Filed Under (General, Research) by ronan on 18-08-2010

 Although I have not yet read this book it is of interest to me because it highlights both the importance of research methodology and indicates that the world of print is alive and well. I was introduced to it when I read recently in the Saturday 14th August Guardian about the rather vociferous debate the title was generating. The authors both from North Yorkshire have apparently succeeded in constructing a convincing argument, based on many years of research it should be said, that demonstrates how inequality contributes to a range of social ills. So well received the book has been that many thinkers on the right have sought to attack the thesis and have published a response see here.

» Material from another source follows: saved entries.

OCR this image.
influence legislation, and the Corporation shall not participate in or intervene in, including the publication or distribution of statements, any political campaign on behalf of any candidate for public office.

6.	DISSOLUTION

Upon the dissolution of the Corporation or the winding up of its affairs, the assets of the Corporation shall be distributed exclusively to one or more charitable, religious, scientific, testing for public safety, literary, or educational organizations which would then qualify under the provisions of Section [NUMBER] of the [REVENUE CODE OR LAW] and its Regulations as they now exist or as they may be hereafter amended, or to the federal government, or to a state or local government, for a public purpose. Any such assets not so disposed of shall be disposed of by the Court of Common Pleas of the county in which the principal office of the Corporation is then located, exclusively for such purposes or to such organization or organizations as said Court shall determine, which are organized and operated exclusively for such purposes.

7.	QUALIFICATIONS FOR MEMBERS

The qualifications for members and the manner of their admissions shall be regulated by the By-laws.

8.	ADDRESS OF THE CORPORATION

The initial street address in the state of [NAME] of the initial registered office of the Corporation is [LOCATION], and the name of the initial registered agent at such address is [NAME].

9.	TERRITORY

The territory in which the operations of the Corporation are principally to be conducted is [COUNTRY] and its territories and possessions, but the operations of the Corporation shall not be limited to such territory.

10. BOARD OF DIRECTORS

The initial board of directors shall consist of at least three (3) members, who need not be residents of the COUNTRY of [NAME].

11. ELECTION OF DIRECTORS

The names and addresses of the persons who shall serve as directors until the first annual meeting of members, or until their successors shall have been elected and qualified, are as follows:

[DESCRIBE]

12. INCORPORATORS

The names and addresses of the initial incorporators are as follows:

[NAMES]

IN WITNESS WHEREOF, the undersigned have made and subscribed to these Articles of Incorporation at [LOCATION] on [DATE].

This has only served to strenghten and prolong interest in the original text. As a sideshow to this one can see the reviews section for both titles on the Amazon website. Is this a forum for a modern-day version of debate? Both political wings leading up to the May general election appeared to chime in with Wilkinson and Pickett’s view – seeking perhaps some respite from the paucity of economic policies to provide a ‘soft-landing’ for the crashing economy. Yet this book is not a distraction it has in fact some very simple yet challenging ideas – hence the backlash from various quarters on the right. 

In their response to the response as it were, available here  the authors re-affirm their scholarly credentials and in so doing, without a hint of one-upmanship, leave the author of the attack decidedly lacking. Cicero himself would be proud of such tactics. So for those who carry out research and are fortunate enough to reach the point of publishing and being well and widely received there are other aspects that need to be considered. Most urgent is how to construct a defence of your work in the light of a concerted and politically motivated attack. As part of this is the requirement to assert, perhaps with a subtlety, ones credentials and most importantly to have a vehicle through which to communicate e.g. a blog. I look forward to completing the Spirit Level and perhaps submitting a full review to Amazon.

Incidently The Spirit Level  is also the title of a 1995 poetry collection by Seamus Heaney. The poem The Errand page 54 carries the reference to the spirit level – it was one of the recurring jokes on the building sites of London in the early eighties within the Irish communities to send one of the new recruits off to find something unfindable: 

“‘On you go now! Run, son, like the devil
And tell your mother to try
To find me a bubble for the spirit level
And a new knot for this tie”

Let’s hope that achieving a more equitable society is not a fool’s errand

Talis Alto and Bradford College

Filed Under (General, Technology Reviews) by ronan on 15-07-2010

It is great to see the published Talis Case Study on the excellent work that Lakshmi and Simon have carried out on optimising Bradford College’s library management system. Reading it reminded me of the importance of monitoring workflows in such systems to ensure they remain efficient. Another point worth noting is how the role of the single  ‘systems librarian’ has become outmoded and in its place we have introduced a number of librarians with a good knowledge of the system – the latter being infinitely more preferable. A third aspect has been the willingness of librarians at Bradford to engage in systems reviews through the use of webinars to learn new skills and develop their knowledge. 
Well done to all staff involved in this over the past 18 months it sets us up to reap benefits from future developments.